TORONTO (October 14, 2010) – Of the approximately 300 million people around the world who are diabetics, 45 million of them develop foot ulcers that bleed – and the infection from those ulcers can spread.
Working to halt this is Dr. Ping Lee, a professor at the University of Toronto’s (U of T) Leslie Dan Faculty of Pharmacy and GlaxoSmithKline chair in Pharmaceutics and Drug Delivery. He and his team have created a new sustained‐release form of nitric oxide (NO) that can not only stop the infections at wound sites, but also has the potential to speed up wound‐healing.
Still, the technology may have stayed on the shelf, even with three years worth of data demonstrating therapeutic relevance. The ultimate success of the technology is due to an effective collaboration between Dr. Lee, the Innovations and Partnerships Office (IPO) at U of T and MaRS Innovation (MI). Lee worked with IPO and MI to formulate a development plan in consultation with numerous industry advisors.
For Dr. Lee’s discovery to have a chance of helping those millions of diabetics, it had to move from the laboratory and be readied for the marketplace. The first step in that often long and harsh process took place in June of 2009 when U of T agreed to work to validate the new diabetic wound‐healing technology, with MI , the commercialization agent that’s partnered with 14 leading Toronto universities, research institutes and hospitals to transform discovery research into new jobs, companies, opportunities and growth for Canadians.
An even bigger step took place last week when Cardium Therapeutics Inc. (Amex: CXM) of San Diego acquired the rights to use this Canadian discovery to expand its wound‐healing portfolio, which includes dressings, topical creams and gels, and electrospun fibres for bandages. The company already has a wound‐healing product in review with the U.S. Food and Drug Administration (FDA) and the new technology will give the company a platform to develop follow‐on products once FDA approval is obtained.
“Dr. Lee’s discovery was one of the first opportunities we committed to when we opened our doors just last year,” said Dr. Raphael (Rafi) Hofstein, president and CEO of MI. “There is a growing market for wound healing products and advances, given the unfortunate rise in the incidence of diabetes worldwide. We recognized the need for innovation in this field and the real potential to help transform his research into pioneering product opportunities. What was needed was funding, market intelligence and a knowledge of deal‐making with multiple partners from different sectors.”
Peter Lewis, associate vice president of research at U of T and interim executive director of IPO, said: “With U of T’s commitment to research excellence and commercialization, our relationship with MaRS Innovation is crucial. We’re thrilled that it’s already successful.”

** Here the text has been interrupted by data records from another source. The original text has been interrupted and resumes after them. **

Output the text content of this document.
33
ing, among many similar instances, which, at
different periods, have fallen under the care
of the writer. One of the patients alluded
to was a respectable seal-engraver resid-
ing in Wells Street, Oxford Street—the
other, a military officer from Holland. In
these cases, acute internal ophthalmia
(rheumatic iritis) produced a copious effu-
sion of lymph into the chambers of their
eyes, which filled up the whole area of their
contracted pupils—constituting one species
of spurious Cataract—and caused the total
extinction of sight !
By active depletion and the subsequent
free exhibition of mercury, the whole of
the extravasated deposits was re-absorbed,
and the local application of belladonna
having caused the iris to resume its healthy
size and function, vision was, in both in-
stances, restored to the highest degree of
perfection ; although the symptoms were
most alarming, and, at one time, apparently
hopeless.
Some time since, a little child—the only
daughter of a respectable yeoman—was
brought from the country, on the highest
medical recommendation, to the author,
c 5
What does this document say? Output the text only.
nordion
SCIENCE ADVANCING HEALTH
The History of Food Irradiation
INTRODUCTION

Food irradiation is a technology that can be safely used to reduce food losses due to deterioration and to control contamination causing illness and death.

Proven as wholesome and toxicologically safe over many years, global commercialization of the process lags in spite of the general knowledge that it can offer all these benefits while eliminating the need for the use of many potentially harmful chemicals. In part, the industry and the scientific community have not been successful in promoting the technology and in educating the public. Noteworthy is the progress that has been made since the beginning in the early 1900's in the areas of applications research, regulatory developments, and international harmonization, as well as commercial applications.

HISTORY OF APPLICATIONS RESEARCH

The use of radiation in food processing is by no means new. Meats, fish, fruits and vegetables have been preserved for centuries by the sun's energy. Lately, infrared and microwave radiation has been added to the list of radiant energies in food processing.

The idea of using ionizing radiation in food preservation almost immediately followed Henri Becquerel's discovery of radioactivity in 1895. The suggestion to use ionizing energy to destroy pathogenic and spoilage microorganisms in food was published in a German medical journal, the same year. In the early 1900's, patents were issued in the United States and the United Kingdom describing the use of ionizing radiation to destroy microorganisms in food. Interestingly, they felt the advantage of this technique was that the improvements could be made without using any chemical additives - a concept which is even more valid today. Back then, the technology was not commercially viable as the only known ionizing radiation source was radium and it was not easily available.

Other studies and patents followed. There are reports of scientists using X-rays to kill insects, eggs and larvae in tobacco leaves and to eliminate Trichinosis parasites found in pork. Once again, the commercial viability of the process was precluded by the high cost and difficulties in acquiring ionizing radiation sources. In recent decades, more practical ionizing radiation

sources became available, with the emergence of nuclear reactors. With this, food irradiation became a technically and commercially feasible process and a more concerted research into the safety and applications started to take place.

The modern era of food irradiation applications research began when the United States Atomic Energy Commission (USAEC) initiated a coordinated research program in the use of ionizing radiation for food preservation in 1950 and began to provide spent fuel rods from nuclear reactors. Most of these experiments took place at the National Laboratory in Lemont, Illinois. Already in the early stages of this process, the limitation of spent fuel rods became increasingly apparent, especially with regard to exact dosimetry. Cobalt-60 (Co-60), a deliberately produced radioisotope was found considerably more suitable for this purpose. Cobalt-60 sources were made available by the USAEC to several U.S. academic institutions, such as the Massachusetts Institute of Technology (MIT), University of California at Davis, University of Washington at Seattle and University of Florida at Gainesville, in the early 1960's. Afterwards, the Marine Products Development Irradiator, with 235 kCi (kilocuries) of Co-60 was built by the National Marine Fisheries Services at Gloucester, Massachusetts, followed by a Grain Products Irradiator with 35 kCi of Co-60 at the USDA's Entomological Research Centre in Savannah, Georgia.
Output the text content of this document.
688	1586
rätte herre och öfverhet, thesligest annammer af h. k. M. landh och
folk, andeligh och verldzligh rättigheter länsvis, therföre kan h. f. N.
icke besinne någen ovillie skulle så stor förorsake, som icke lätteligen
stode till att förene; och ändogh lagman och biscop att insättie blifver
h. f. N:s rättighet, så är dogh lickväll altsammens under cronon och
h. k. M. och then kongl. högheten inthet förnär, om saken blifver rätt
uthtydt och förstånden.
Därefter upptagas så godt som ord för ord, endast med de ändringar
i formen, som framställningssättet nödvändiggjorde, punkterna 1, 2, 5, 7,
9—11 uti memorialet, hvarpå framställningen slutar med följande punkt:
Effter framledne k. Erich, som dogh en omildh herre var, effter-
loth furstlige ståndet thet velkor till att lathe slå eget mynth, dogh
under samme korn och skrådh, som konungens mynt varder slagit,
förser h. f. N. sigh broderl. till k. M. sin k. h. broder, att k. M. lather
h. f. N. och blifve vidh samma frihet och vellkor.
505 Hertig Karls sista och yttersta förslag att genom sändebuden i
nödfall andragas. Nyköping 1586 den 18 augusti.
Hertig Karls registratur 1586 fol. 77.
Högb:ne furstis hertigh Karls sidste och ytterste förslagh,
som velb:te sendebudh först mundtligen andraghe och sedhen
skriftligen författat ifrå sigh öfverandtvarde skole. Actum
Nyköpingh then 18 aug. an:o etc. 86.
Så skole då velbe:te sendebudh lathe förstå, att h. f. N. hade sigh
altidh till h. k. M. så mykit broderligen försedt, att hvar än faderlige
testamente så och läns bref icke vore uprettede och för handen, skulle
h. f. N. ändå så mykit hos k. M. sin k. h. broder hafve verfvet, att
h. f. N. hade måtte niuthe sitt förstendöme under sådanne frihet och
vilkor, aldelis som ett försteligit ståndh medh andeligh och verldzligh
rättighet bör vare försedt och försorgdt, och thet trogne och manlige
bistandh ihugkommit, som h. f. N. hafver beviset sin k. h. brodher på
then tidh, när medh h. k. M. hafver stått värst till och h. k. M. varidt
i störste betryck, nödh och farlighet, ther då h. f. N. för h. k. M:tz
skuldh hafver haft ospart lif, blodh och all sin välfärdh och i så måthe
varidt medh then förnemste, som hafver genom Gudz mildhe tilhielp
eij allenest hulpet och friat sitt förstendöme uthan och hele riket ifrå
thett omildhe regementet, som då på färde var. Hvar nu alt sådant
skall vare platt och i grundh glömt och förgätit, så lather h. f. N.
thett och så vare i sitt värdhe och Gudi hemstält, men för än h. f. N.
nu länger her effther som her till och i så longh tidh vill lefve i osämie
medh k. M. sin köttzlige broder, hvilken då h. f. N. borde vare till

For Cardium Therapeutics, which works with multiple technology commercialization offices across North America, partnering with MI was beneficial, says Cardium’s CEO, Christoper J. Reinhard: “MI brought great business understanding to the process. The team understood our needs quickly and they worked efficiently to get the deal done.”
Finally, praise from the inventor himself. “I’m a chemist and an academic, not a business strategist. I’ve been working with MaRS Innovation for over a year now and can say they understand the world of academic research and its requirements as discoveries are advanced from the laboratory to the marketplace.”
About MaRS Innovation
MaRS Innovation (MI) provides an integrated commercialization platform that harnesses the economic potential of the exceptional discovery pipeline of 14 leading Toronto academic institutions. MI is a non‐profit organization with an independent industry‐led Board of Directors, funded through the Government of Canada’s Networks of Centres of Excellence and contributions of its member institutions.
Designed to enhance the commercial output of Toronto’s outstanding scientific research cluster, MI will make a significant contribution to Canada’s economic outlook and the quality of life for Canadians and others around the world. MI will advance commercialization through industry partnerships, licensing and company creation. The MI mission is to put Canada on the global innovation stage, by better connecting research with industry and strengthening Canada’s competitive capacity in knowledge based businesses ‐ in short, to launch a new generation of robust, high‐growth Canadian companies that will become global market leaders.
About the University of Toronto (U of T)
The University of Toronto (U of T) has assembled one of the strongest research and teaching faculties in North America, presenting top students at all levels with an intellectual environment unmatched in breadth and depth on any other Canadian campus.
U of T faculty co‐author more research articles than their colleagues at any university in the US or Canada other than Harvard. As a measure of impact, U of T consistently ranks alongside the top five US universities whose discoveries are most often cited by other researchers around the world. The U of T faculty are also widely recognized for their teaching strengths and commitment to graduate supervision.
Established in 1827, the U of T today operates in downtown Toronto, Mississauga and Scarborough, as well as in ten renowned academic hospitals. The Innovations and Partnerships Office (IPO) was established as The Innovations Foundation in 1980. IPO’s mission is to enrich the stature of the University of Toronto by building partnerships with the private, public and government sectors to enable and facilitate the transfer of research results, problem solving, new technologies and social innovation to all sectors for the benefit of society.